An example of such legislation is the Convention on International Trade in Endangered Species (CITES), one of the most widely accepted international conservation treaties. CITES, which has 77 states as signatories, is administered by IUCN on behalf of the United Nations Environmental Programme (UNEP). lts purpose is to check that endangered species are not traded in the international marketplace. Several other international treaties are also administered through IUCN.
Protected areas have been successfully used to provide animals and plants with safe habitats. Pakistan has five national parks, seventy wildlife sanctuaries and seventy-four game reserves. The main task in these areas is to ensure that regulations are strictly enforced. The concept of including local people in the monitoring of these areas has proven popular: instead of seeing wildlife as a lucrative short term source of income, locals are encouraged to take a long-term perspective. They are employed as wardens by the provincial wildlife authorities, which brings in a steady income and gives them access to government service benefits.
Captive breeding is a last resort hope of saving a species threatened with extinction. This year will see the reintroduction of the Arabian oryx to its original habitat, where it became extinct some time ago as a result of hunting. It had, however, been bred in captivity at San Diego Zoo for many years. When a ban was imposed on hunting in its native habitat, the oryx could be released into the wild. But not all captive breeding is successful. The Gulf states have been trying to breed the Houbara bustard for several years, with unsatisfactory results. If the present rate of hunting continues, the Houbara may well become extinct in its natural habitat, like the oryx, but with no hope of return in the future.

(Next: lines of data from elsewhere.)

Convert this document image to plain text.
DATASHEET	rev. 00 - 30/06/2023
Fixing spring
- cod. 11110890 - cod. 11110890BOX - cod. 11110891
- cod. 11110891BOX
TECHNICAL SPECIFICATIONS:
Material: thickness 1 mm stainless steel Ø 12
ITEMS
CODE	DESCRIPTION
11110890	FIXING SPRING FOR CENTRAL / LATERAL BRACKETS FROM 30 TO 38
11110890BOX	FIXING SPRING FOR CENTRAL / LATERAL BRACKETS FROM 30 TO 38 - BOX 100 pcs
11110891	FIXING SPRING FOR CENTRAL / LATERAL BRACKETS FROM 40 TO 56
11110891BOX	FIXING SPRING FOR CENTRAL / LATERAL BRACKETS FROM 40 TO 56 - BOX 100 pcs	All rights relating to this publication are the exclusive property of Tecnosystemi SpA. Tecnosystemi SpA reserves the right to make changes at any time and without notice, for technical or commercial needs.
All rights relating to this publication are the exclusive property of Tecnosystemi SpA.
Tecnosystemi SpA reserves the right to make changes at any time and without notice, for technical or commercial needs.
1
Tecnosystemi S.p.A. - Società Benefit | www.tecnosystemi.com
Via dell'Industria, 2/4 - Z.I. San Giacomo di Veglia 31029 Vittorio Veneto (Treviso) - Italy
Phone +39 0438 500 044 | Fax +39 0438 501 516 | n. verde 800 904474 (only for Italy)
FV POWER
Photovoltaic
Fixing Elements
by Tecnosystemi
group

Research is a fundamental aspect of any conservation effort. Though its results may not be immediately apparent, it is essential for planning understanding the methods and goals of conservation - for example, which areas or species need to be protected, or the best combination of techniques to use. Gathering baseline data is also vital, to determine present levels and status of wildlife populations. The lack of such data in Pakistan is an acute problem in situations such as the Port Qasim/Steel Mill complex, where conservationists strongly suspect environmental damage but are unable to determine exactly how much has taken place so far.
Integrating conservation concepts with development programme is essential for long-term protection of the environment. This was the basic aim of the 1984 Environmental Protection Ordinance, and one of the aims of the World Conservation Strategy. Though this may be the most difficult aspect of conservation to actually put into practice, since it means that policy-makers and implementing agencies have to radically change the way they see development, it is undeniably the most important in the long-term.
And finally, public education and awareness are the cement which bind together the various conservation tactics outlined above. Public vigilance and concern are essential in safe-guarding conservation goals, and making sure that once policies are formulated and laws passed, they are adequately implemented.